Он поднимается, смотрит на Маринку, а та стоит в сторонке и, помня его слова, отрицательно качает головой: нет, мол, ничего не скажу.
— А мне все равно скажешь, — говорит весело Сережа.
«Нет», — качает головой Маринка; неподалеку стоит Олежка и, побелев от натуги и холода, тоже молчит и пыжится.
Сережа вразвалочку подходит в Маринке, наклоняется к ней и что-то шепчет ей на ухо.
«Нет», — по инерции еще качает головой Маринка; все ребята окружили их и смотрят на Сережу с Маринкой во все глаза.
— А правда? — вдруг спрашивает Маринка, забыв обо всем на свете. — А правда, Сережа? — и смотрит на него недоверчиво.
— Ты меня знаешь, Мар! — ковбойским тоном говорит Сережа. — Мар, друг я тебе или не друг?

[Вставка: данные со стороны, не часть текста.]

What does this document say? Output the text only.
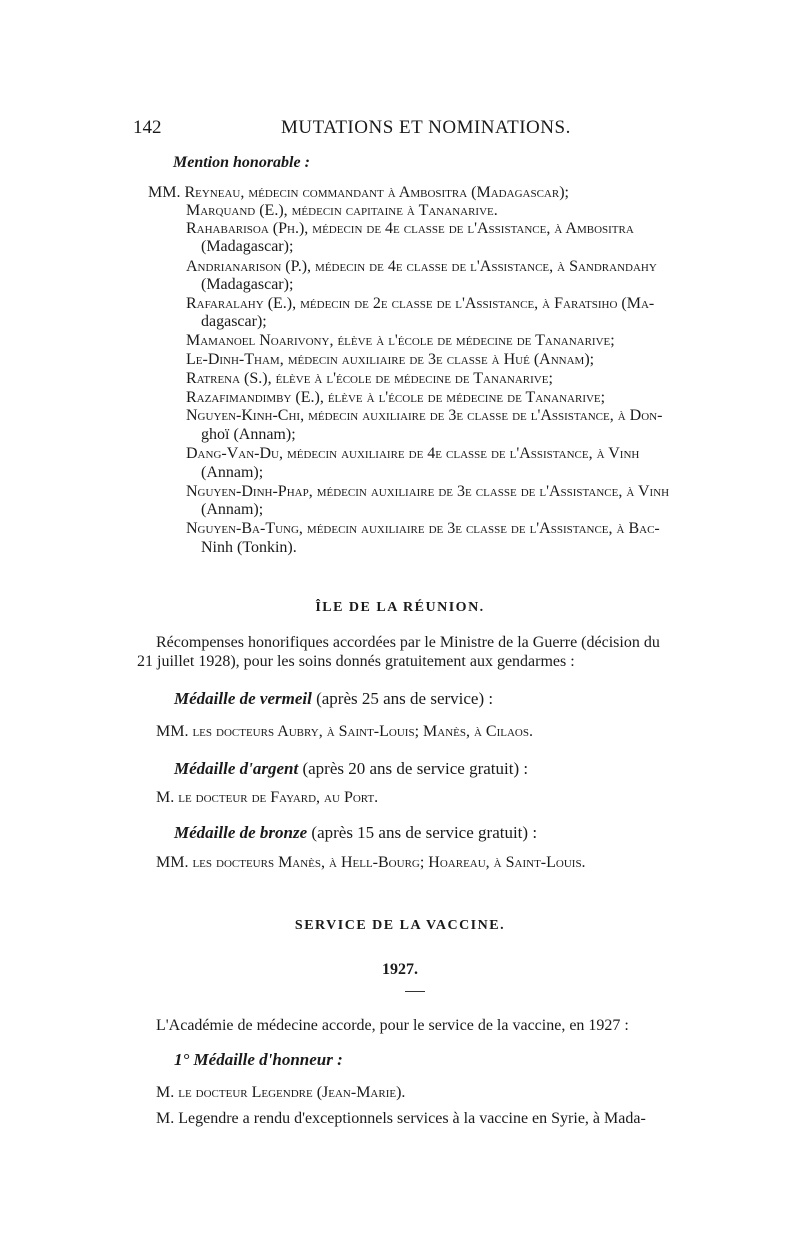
142	MUTATIONS ET NOMINATIONS.
Mention honorable :
MM. Reyneau, médecin commandant à Ambositra (Madagascar);
Marquand (E.), médecin capitaine à Tananarive.
Rahabarisoa (Ph.), médecin de 4e classe de l'Assistance, à Ambositra
(Madagascar);
Andrianarison (P.), médecin de 4e classe de l'Assistance, à Sandrandahy
(Madagascar);
Rafaralahy (E.), médecin de 2e classe de l'Assistance, à Faratsiho (Ma-
dagascar);
Mamanoel Noarivony, élève à l'école de médecine de Tananarive;
Le-Dinh-Tham, médecin auxiliaire de 3e classe à Hué (Annam);
Ratrena (S.), élève à l'école de médecine de Tananarive;
Razafimandimby (E.), élève à l'école de médecine de Tananarive;
Nguyen-Kinh-Chi, médecin auxiliaire de 3e classe de l'Assistance, à Don-
ghoï (Annam);
Dang-Van-Du, médecin auxiliaire de 4e classe de l'Assistance, à Vinh
(Annam);
Nguyen-Dinh-Phap, médecin auxiliaire de 3e classe de l'Assistance, à Vinh
(Annam);
Nguyen-Ba-Tung, médecin auxiliaire de 3e classe de l'Assistance, à Bac-
Ninh (Tonkin).
ÎLE DE LA RÉUNION.
Récompenses honorifiques accordées par le Ministre de la Guerre (décision du
21 juillet 1928), pour les soins donnés gratuitement aux gendarmes :
Médaille de vermeil (après 25 ans de service) :
MM. les docteurs Aubry, à Saint-Louis; Manès, à Cilaos.
Médaille d'argent (après 20 ans de service gratuit) :
M. le docteur de Fayard, au Port.
Médaille de bronze (après 15 ans de service gratuit) :
MM. les docteurs Manès, à Hell-Bourg; Hoareau, à Saint-Louis.
SERVICE DE LA VACCINE.
1927.
L'Académie de médecine accorde, pour le service de la vaccine, en 1927 :
1° Médaille d'honneur :
M. le docteur Legendre (Jean-Marie).
M. Legendre a rendu d'exceptionnels services à la vaccine en Syrie, à Mada-
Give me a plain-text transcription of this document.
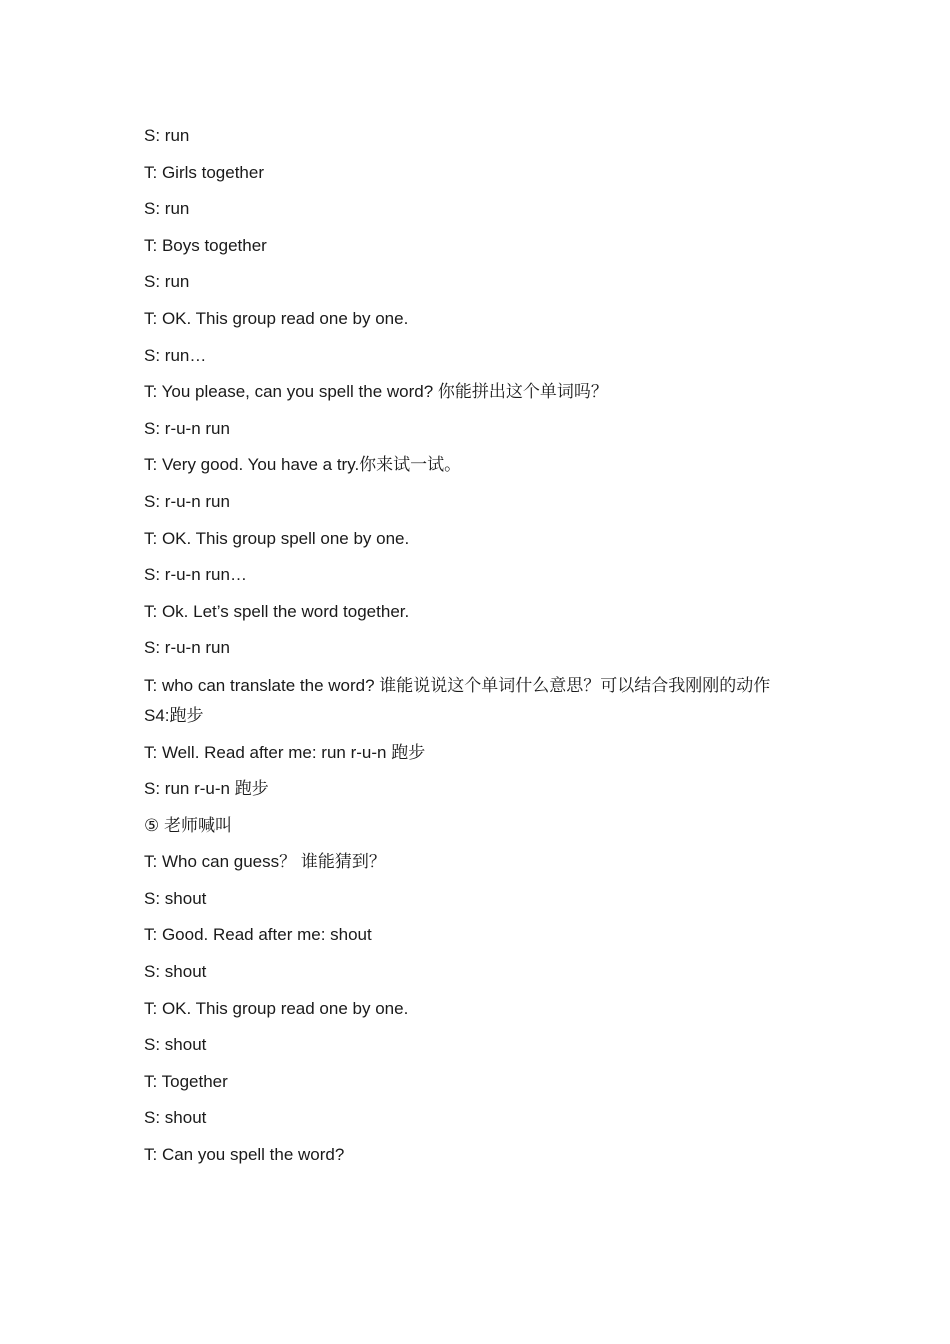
S: run
T: Girls together
S: run
T: Boys together
S: run
T: OK. This group read one by one.
S: run…
T: You please, can you spell the word? 你能拼出这个单词吗？
S: r-u-n run
T: Very good. You have a try.你来试一试。
S: r-u-n run
T: OK. This group spell one by one.
S: r-u-n run…
T: Ok. Let’s spell the word together.
S: r-u-n run
T: who can translate the word? 谁能说说这个单词什么意思？可以结合我刚刚的动作
S4:跑步
T: Well. Read after me: run r-u-n 跑步
S: run r-u-n 跑步
⑤ 老师喊叫
T: Who can guess？ 谁能猜到？
S: shout
T: Good. Read after me: shout
S: shout
T: OK. This group read one by one.
S: shout
T: Together
S: shout
T: Can you spell the word?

Не успел он это сказать, как на них вихрем — со стороны — налетел Олежка:
— Проиграла, проиграла! Ешь теперь облезлую кошку! Ура! «Кошка сдохла, хвост облез, кто слово скажет — тот кошку съест!» Проиграла! Ешь кошку! Ешь кошку! — И начал, как в индейском ритуальном танце, прыгать вокруг Маринки.
— Ешь кошку! Ешь, ешь! — закричали все ребята. — Кошка сдохла! Ешь! Хвост облез! Ура-а!
А Маринка, словно наполненный драгоценной жидкостью драгоценный сосуд, с горделиво поднятой головой и независимым выражением на лице, с важностью и гордостью вдруг направилась к воспитательнице:
— Светлана Владимировна!
— Что, Мариночка?
— Светлана Владимировна, — говорит Маринка, и все невольно смолкают и прислушиваются, хотя кое-кто еще продолжает: «Кошка сдохла, хвост облез! Ешь, ешь!..» — Светлана Владимировна, — продолжает Маринка, — можно мне поехать с Сережей? — Она смотрит на воспитательницу снизу вверх, задрав голову, красная шапочка, зеленый шарфик, серебряные от мороза реснички и счастливые, горящие глаза.
— Куда поехать? — спрашивает участливо воспитательница.
— В столицу нашей Родины.
— Куда?! — удивляется воспитательница.
— В столицу нашей Родины. В Москву, — терпеливо повторяет Маринка.
— Ой, в Москву? — улыбается радостно-неожиданно воспитательница. — Мальчики, девочки, — говорит она всем ребятам, — какая у нас Марина счастливая, правда?
Ребятишки вдруг все молчат, как будто воды в рот набрали: от зависти, неверия и восхищения.
— Конечно, можно, — говорит воспитательница. — А когда вернешься, расскажешь нам о Москве. Правда, ребята, расскажет?